3. (God’s) Presence – I find that praying together with fellow believers before meals is especially helpful in reminding us of the lingering presence of Christ, whom I believe is seated with us in every meal. In other words, saying Grace is the act of inviting God’s presence into the fellowship. There’s a holy repercussion in this acknowledgement – that our words and actions would carry intentionality and serve to build one another up, divert attention back to God and also be littered with grace.
4. Proof – I learnt this when I was working in Shanghai, away from an environment that is used to witnessing Christians suddenly bow their heads and close their eyes in public arenas to whisper a word of prayer before meals.

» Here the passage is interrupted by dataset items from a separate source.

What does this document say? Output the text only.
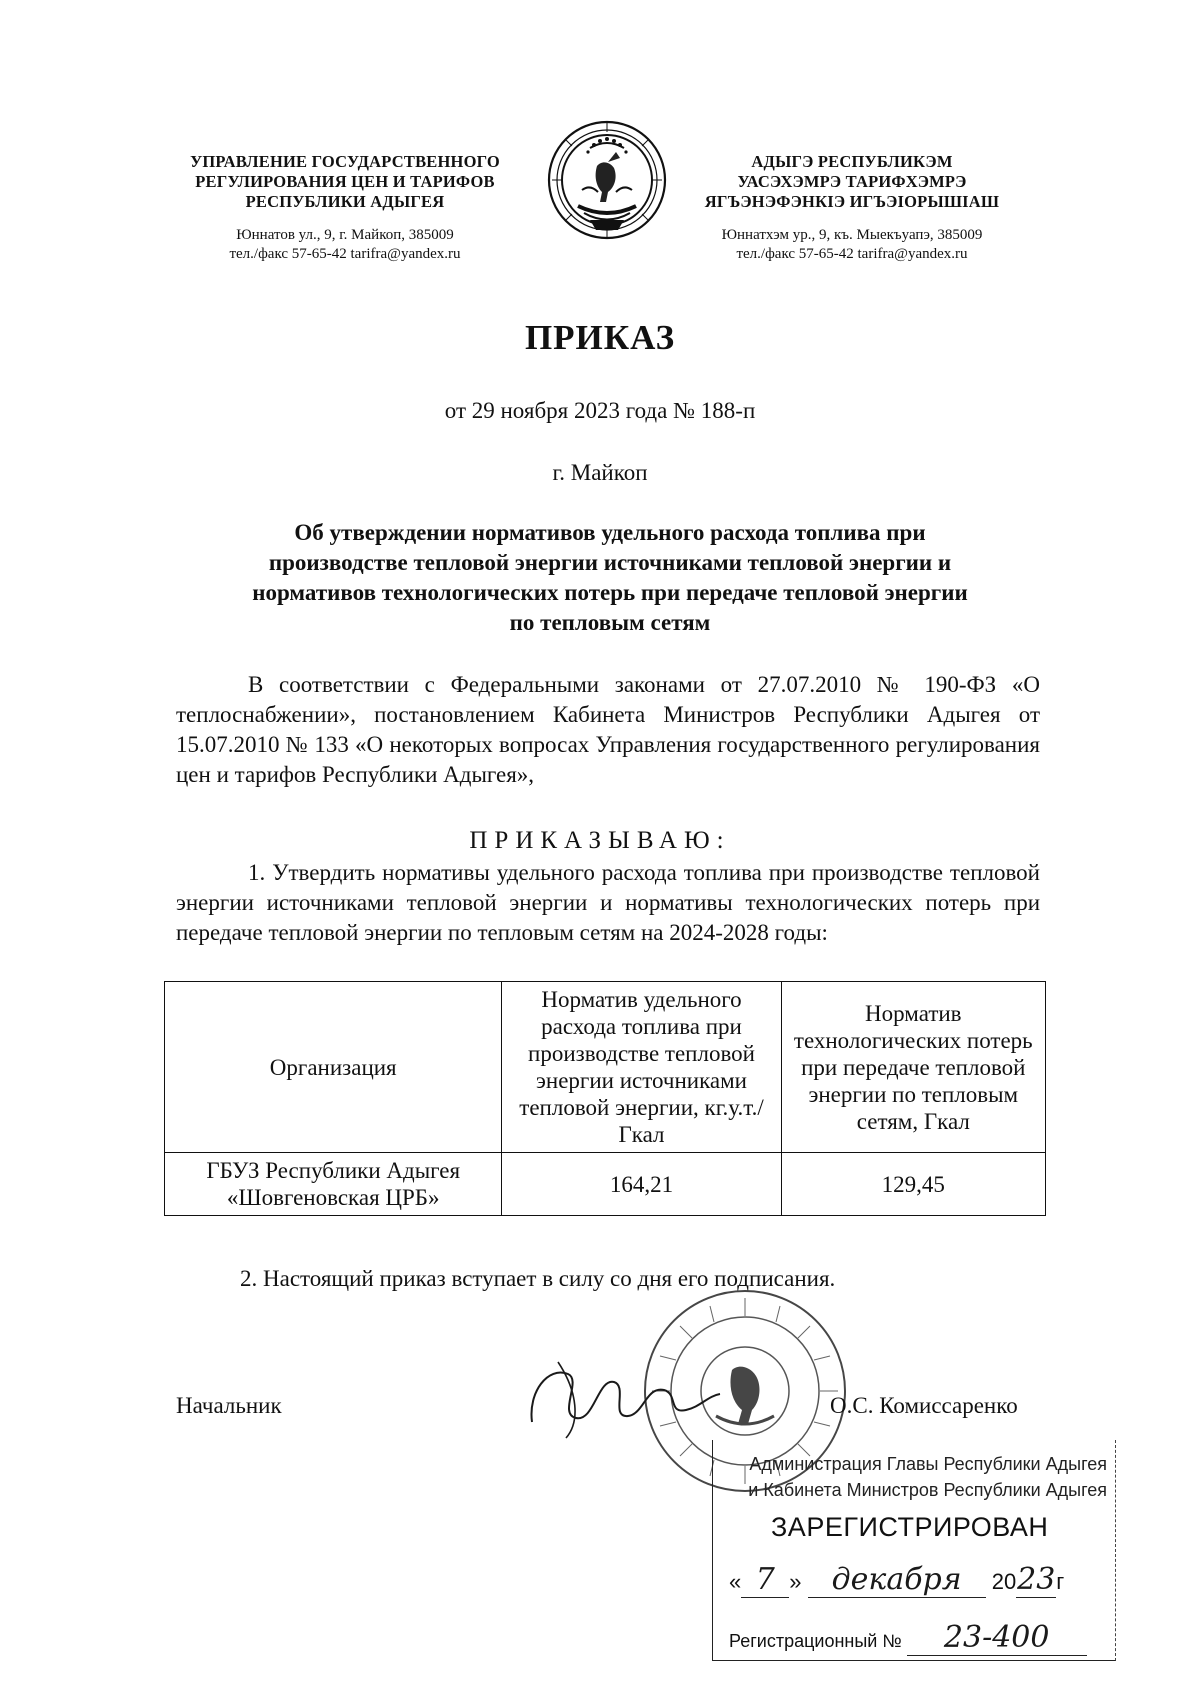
УПРАВЛЕНИЕ ГОСУДАРСТВЕННОГО
РЕГУЛИРОВАНИЯ ЦЕН И ТАРИФОВ
РЕСПУБЛИКИ АДЫГЕЯ
Юннатов ул., 9, г. Майкоп, 385009
тел./факс 57-65-42 tarifra@yandex.ru
АДЫГЭ РЕСПУБЛИКЭМ
УАСЭХЭМРЭ ТАРИФХЭМРЭ
ЯГЪЭНЭФЭНКIЭ ИГЪЭIОРЫШIАШ
Юннатхэм ур., 9, къ. Мыекъуапэ, 385009
тел./факс 57-65-42 tarifra@yandex.ru
ПРИКАЗ
от 29 ноября 2023 года № 188-п
г. Майкоп
Об утверждении нормативов удельного расхода топлива при
производстве тепловой энергии источниками тепловой энергии и
нормативов технологических потерь при передаче тепловой энергии
по тепловым сетям
В соответствии с Федеральными законами от 27.07.2010 № 190-ФЗ «О теплоснабжении», постановлением Кабинета Министров Республики Адыгея от 15.07.2010 № 133 «О некоторых вопросах Управления государственного регулирования цен и тарифов Республики Адыгея»,
ПРИКАЗЫВАЮ:
1. Утвердить нормативы удельного расхода топлива при производстве тепловой энергии источниками тепловой энергии и нормативы технологических потерь при передаче тепловой энергии по тепловым сетям на 2024-2028 годы:
Организация	Норматив удельного расхода топлива при производстве тепловой энергии источниками тепловой энергии, кг.у.т./Гкал	Норматив технологических потерь при передаче тепловой энергии по тепловым сетям, Гкал
ГБУЗ Республики Адыгея «Шовгеновская ЦРБ»	164,21	129,45
2. Настоящий приказ вступает в силу со дня его подписания.
Начальник	О.С. Комиссаренко
Администрация Главы Республики Адыгея
и Кабинета Министров Республики Адыгея
ЗАРЕГИСТРИРОВАН
« 7 » декабря 2023г
Регистрационный № 23-400
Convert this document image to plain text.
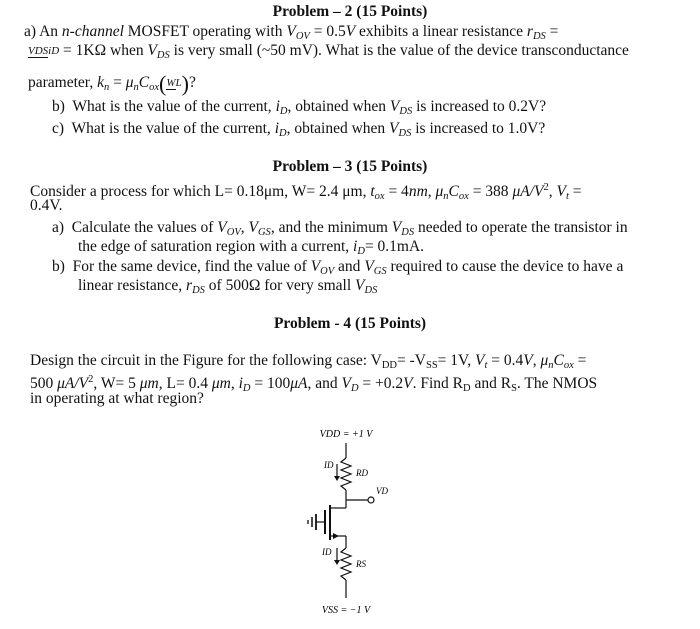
Problem – 2 (15 Points)
a) An n-channel MOSFET operating with $V_{OV} = 0.5V$ exhibits a linear resistance $r_{DS}$ =
VDSiD = 1KΩ when $V_{DS}$ is very small (~50 mV). What is the value of the device transconductance
parameter, $k_n = \mu_nC_{ox}(WL)$?
b) What is the value of the current, $i_D$, obtained when $V_{DS}$ is increased to 0.2V?
c) What is the value of the current, $i_D$, obtained when $V_{DS}$ is increased to 1.0V?
Problem – 3 (15 Points)
Consider a process for which L= 0.18μm, W= 2.4 μm, $t_{ox} = 4nm$, $\mu_nC_{ox} = 388$ $\mu A/V^2$, $V_t$ =
0.4V.
a) Calculate the values of $V_{OV}$, $V_{GS}$, and the minimum $V_{DS}$ needed to operate the transistor in
the edge of saturation region with a current, $i_D= 0.1mA$.
b) For the same device, find the value of $V_{OV}$ and $V_{GS}$ required to cause the device to have a
linear resistance, $r_{DS}$ of 500Ω for very small $V_{DS}$
Problem - 4 (15 Points)
Design the circuit in the Figure for the following case: $V_{DD}= -V_{SS}= 1V$, $V_t = 0.4V$, $\mu_nC_{ox}$ =
500 $\mu A/V^2$, W= 5 μm, L= 0.4 μm, $i_D = 100\mu A$, and $V_D = +0.2V$. Find $R_D$ and $R_S$. The NMOS
in operating at what region?
VDD = +1 V
ID
RD
VD
ID
RS
VSS = −1 V
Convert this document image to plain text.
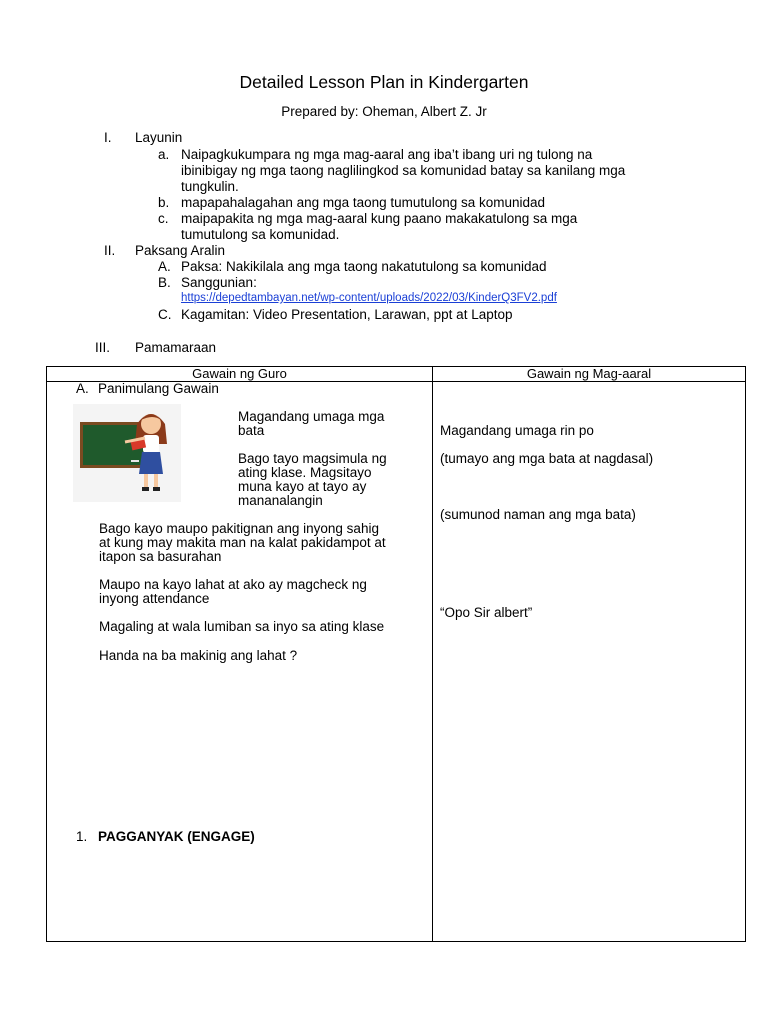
Detailed Lesson Plan in Kindergarten
Prepared by: Oheman, Albert Z. Jr
I. Layunin
a. Naipagkukumpara ng mga mag-aaral ang iba’t ibang uri ng tulong na
ibinibigay ng mga taong naglilingkod sa komunidad batay sa kanilang mga
tungkulin.
b. mapapahalagahan ang mga taong tumutulong sa komunidad
c. maipapakita ng mga mag-aaral kung paano makakatulong sa mga
tumutulong sa komunidad.
II. Paksang Aralin
A. Paksa: Nakikilala ang mga taong nakatutulong sa komunidad
B. Sanggunian:
https://depedtambayan.net/wp-content/uploads/2022/03/KinderQ3FV2.pdf
C. Kagamitan: Video Presentation, Larawan, ppt at Laptop
III. Pamamaraan
Gawain ng Guro	Gawain ng Mag-aaral
A. Panimulang Gawain
Magandang umaga mga
bata
Bago tayo magsimula ng
ating klase. Magsitayo
muna kayo at tayo ay
mananalangin
Bago kayo maupo pakitignan ang inyong sahig
at kung may makita man na kalat pakidampot at
itapon sa basurahan
Maupo na kayo lahat at ako ay magcheck ng
inyong attendance
Magaling at wala lumiban sa inyo sa ating klase
Handa na ba makinig ang lahat ?
1. PAGGANYAK (ENGAGE)
Magandang umaga rin po
(tumayo ang mga bata at nagdasal)
(sumunod naman ang mga bata)
“Opo Sir albert”
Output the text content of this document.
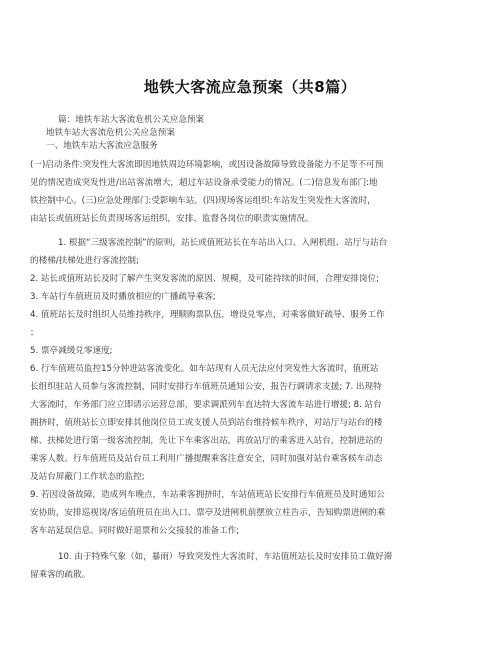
地铁大客流应急预案（共8篇）
篇：地铁车站大客流危机公关应急预案
地铁车站大客流危机公关应急预案
一、地铁车站大客流应急服务
(一)启动条件:突发性大客流即因地铁周边环境影响，或因设备故障导致设备能力不足等不可预
见的情况造成突发性进/出站客流增大，超过车站设备承受能力的情况。(二)信息发布部门:地
铁控制中心。(三)应急处理部门:受影响车站。(四)现场客运组织:车站发生突发性大客流时，
由站长或值班站长负责现场客运组织，安排、监督各岗位的职责实施情况。
1. 根据“三级客流控制”的原则，站长或值班站长在车站出入口、入闸机组、站厅与站台
的楼梯/扶梯处进行客流控制;
2. 站长或值班站长及时了解产生突发客流的原因、规模，及可能持续的时间，合理安排岗位;
3. 车站行车值班员及时播放相应的广播疏导乘客;
4. 值班站长及时组织人员维持秩序，理顺购票队伍，增设兑零点，对乘客做好疏导、服务工作
；
5. 票亭减缓兑零速度;
6. 行车值班员监控15分钟进站客流变化。如车站现有人员无法应付突发性大客流时，值班站
长组织驻站人员参与客流控制，同时安排行车值班员通知公安，报告行调请求支援; 7. 出现特
大客流时，车务部门应立即请示运营总部，要求调派列车直达特大客流车站进行增援; 8. 站台
拥挤时，值班站长立即安排其他岗位员工或支援人员到站台维持候车秩序，对站厅与站台的楼
梯、扶梯处进行第一级客流控制，先让下车乘客出站，再放站厅的乘客进入站台，控制进站的
乘客人数。行车值班员及站台员工利用广播提醒乘客注意安全，同时加强对站台乘客候车动态
及站台屏蔽门工作状态的监控;
9. 若因设备故障，造成列车晚点，车站乘客拥挤时，车站值班站长安排行车值班员及时通知公
安协助，安排巡视岗/客运值班员在出入口、票亭及进闸机前摆放立柱告示，告知购票进闸的乘
客车站延误信息。同时做好退票和公交接驳的准备工作;
10. 由于特殊气象（如，暴雨）导致突发性大客流时，车站值班站长及时安排员工做好滞
留乘客的疏散。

Don’t underestimate how this mere act of coming before God to give thanks heightens other people’s awareness of your faith and whose you belong to. I’d like to think that saying Grace could prove “to be a wonderful witness for Christ to all the people” (John Piper).
5. Praise – I state the obvious; Grace is an expression of our genuine gratitude to God for the food – which is why we say, “Thank You”. I opine the inaccuracy of asking for the food to be “blessed”, simply because it already is a blessing that we are eating it! (Besides, to ask for the food to be blessed when it is already blessed reeks semblance to my former pagan practice – what‘s the point?) This analogy is exaggerated, but imagine the thankfulness we’d render in the light of famine or starvation.
I really enjoy JP’s writing and preaching. (I’m an ambitious dreamer, and I believe that one day, I will meet him in person.) There was a period of time that I recited his three well thought-out and excellently-written meal time prayers at all my meals; he wrote it for his own family’s use and at every meal they recite it together, from memory. I had actually wanted to revive this habit, but I was inspired to write, memorise and recite my own version, for my own family’s use.
So here it is, making its official debut, Joey Asher’s all-day “Grace”:
For All Meals, Anytime, Anywhere
Our gracious Father, we recall
Your true providence, both great and small.
The food ahead proclaims Your grace;
Let’s be still, Your presence we embrace.
We’re thankful, Lord, for nourishment;
Renew our strength, this good communion.